Dutch Rule. The Netherlanders who have gone out to their Indies in recent years are colonial administrators of a very high type. They are trained and educated men. Most of them speak the native dialects fluently. Though they uphold the interests of Queen and Country they are not exploiters of the natives as was the old Dutch East India Co., dissolved in 1795.

Politically the Dutch East Indies resemble India in being divided into directly governed regions and subject-native states. Instead of a Viceroy there is a Governor General, now Dr. De Graeff.

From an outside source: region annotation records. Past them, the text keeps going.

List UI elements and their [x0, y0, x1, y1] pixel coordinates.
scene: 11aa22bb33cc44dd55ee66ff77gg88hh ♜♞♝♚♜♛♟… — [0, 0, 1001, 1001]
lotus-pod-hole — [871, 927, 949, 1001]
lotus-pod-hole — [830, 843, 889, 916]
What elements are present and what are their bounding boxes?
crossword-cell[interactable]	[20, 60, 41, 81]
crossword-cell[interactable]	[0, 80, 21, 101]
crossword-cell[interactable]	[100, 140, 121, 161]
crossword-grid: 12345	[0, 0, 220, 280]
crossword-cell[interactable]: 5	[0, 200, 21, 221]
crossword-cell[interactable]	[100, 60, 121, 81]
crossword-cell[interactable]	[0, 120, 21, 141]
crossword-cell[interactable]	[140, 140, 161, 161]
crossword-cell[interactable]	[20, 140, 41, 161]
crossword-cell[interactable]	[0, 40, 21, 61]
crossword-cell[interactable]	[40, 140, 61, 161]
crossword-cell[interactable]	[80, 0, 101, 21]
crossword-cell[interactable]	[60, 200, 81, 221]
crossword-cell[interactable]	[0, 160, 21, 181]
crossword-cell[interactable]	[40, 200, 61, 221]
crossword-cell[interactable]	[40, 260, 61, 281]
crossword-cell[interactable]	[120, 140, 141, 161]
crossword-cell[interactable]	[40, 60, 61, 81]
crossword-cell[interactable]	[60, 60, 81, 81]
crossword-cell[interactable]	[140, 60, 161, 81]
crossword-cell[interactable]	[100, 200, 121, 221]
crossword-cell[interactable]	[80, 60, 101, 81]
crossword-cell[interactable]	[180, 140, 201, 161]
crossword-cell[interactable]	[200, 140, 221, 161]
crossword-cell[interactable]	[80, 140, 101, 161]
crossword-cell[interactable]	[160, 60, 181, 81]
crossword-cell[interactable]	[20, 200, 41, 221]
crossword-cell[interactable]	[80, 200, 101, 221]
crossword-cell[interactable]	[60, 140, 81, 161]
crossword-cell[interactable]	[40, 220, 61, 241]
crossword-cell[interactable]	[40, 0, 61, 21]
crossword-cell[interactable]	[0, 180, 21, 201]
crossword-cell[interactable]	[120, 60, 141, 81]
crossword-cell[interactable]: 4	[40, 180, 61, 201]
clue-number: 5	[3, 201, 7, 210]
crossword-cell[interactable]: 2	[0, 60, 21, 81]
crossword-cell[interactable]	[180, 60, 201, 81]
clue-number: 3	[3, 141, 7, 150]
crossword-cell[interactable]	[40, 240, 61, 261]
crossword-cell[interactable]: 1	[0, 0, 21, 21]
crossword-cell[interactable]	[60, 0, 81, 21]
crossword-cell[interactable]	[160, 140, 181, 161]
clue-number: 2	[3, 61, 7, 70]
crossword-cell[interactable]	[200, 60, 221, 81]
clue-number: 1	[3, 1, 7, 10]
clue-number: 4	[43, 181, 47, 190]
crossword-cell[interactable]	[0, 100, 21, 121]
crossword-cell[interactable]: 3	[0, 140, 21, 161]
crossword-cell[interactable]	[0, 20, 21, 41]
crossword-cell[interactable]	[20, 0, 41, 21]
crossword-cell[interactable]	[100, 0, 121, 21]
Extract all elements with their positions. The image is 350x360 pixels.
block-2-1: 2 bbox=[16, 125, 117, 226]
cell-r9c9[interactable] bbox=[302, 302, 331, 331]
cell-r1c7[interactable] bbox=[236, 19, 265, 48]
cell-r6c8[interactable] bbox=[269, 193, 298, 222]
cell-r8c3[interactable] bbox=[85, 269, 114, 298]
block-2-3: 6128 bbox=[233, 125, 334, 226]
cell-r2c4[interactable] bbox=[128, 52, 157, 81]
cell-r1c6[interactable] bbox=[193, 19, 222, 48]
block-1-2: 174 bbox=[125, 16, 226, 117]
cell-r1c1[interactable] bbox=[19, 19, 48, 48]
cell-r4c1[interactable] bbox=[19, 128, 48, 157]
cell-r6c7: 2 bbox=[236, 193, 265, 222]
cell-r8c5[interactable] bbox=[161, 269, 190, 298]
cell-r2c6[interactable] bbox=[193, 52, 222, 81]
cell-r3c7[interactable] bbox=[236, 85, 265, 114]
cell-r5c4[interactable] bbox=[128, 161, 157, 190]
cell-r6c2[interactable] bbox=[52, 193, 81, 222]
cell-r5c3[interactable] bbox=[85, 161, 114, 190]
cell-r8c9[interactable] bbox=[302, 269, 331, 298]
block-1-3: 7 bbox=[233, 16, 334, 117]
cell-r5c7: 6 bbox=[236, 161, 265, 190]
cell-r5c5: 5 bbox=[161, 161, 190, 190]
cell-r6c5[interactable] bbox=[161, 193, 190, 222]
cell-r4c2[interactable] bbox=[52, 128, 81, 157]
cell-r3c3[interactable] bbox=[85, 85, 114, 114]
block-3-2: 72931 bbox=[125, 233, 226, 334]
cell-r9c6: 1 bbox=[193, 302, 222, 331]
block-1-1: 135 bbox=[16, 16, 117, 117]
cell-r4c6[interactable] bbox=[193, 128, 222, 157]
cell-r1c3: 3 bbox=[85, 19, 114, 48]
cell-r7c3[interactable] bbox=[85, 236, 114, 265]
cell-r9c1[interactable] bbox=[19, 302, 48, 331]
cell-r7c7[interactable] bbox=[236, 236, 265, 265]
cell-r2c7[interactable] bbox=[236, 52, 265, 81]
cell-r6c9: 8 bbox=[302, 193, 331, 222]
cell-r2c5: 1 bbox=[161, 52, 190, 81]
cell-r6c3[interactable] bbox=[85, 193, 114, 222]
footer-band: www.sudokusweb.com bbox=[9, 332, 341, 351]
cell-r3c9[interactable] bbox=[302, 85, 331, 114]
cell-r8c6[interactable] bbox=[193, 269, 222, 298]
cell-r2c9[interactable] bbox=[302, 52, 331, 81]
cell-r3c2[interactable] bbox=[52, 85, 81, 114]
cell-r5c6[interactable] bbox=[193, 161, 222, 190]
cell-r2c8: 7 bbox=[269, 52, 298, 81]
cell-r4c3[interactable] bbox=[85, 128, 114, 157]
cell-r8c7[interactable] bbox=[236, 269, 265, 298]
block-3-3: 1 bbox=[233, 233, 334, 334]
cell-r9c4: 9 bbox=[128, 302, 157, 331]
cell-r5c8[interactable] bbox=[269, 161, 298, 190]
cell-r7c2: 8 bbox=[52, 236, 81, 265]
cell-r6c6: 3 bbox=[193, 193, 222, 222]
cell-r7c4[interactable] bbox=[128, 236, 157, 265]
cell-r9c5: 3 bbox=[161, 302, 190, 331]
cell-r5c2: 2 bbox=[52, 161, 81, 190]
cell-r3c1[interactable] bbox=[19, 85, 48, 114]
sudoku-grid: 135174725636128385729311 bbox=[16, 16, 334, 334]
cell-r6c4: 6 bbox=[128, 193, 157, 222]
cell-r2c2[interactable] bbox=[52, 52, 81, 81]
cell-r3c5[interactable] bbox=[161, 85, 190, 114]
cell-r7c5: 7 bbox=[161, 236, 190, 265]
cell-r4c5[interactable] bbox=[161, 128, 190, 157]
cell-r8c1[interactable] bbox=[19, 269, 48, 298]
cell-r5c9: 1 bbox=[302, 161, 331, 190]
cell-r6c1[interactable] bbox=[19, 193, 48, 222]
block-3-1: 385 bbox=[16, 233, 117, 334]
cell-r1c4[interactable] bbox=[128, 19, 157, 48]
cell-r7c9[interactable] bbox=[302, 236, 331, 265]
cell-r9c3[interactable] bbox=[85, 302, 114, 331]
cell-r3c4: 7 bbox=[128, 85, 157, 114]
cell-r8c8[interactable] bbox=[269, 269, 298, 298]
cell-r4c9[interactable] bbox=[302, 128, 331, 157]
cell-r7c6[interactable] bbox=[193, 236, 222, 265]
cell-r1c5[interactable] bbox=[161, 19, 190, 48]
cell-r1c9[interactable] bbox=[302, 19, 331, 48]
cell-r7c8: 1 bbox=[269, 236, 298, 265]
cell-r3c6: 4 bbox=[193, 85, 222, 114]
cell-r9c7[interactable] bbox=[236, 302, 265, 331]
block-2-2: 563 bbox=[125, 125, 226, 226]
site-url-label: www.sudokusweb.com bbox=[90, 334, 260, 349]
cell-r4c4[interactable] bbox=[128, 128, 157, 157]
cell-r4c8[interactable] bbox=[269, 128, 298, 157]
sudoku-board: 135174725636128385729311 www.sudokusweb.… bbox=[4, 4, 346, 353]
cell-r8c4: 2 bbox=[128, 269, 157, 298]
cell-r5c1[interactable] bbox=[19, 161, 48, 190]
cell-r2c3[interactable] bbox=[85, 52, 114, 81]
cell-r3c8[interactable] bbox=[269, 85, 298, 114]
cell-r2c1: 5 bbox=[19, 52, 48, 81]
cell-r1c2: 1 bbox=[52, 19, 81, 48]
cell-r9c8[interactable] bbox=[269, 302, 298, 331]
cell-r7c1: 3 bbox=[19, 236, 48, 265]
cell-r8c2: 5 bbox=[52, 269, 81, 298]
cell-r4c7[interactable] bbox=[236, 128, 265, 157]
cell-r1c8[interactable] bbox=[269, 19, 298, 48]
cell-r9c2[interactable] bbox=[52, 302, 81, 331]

Exports from the Dutch East Indies, upon last reports, topped one billion and a half gulden ($600,000,000), with imports at over half a billion. To the credit of the Netherlands, all nations participate in this trade without tariff preferences of any kind.

Marvels. The ancient Hindu civilization which gave way to Islam in the 15th Century left behind it a wealth of temples and antiquities scarcely inferior in interest to any similar remains whatever. Though the great Boro-Budur in central Java is inferior to the Pyramid of Cheops in size it is an architectural chef-d'oeuvre no less prodigious. Pyramidal in shape, it rises tier on tier, each tier a gallery ornamented with sculpture and symbolic devices in unparalleled profusion. The pilgrim, ascending by these galleries, traverses a distance of three miles past carvings which constitute a pictorial Bible of the late or "Mahayana" creed. The intent is that the pious shall climb from temporal vulgarities--depicted with unblushing naturalism in the lower galleries--to ever higher religious concepts which are exampled by a symbolism progressively refined, as the worshiper toils upward. When the supreme dagoba is reached and entered a crude and only half-hewn statue of the Buddha greets the eye amid carvings of supreme delicacy. Thus is symbolized the axiom that the Buddha is of a perfection impossible for mortals to realize or portray.

-- Population of the U. S. and all its territories and possessions: 117,823,165. Population of the Netherlands and its col- onies and possessions: 56,399,932.

*It is now often said that should the Savior appear before an average U. S. police judge and profess the doctrines attributed to him in the Bible he would be clapped into jail as a "Communist."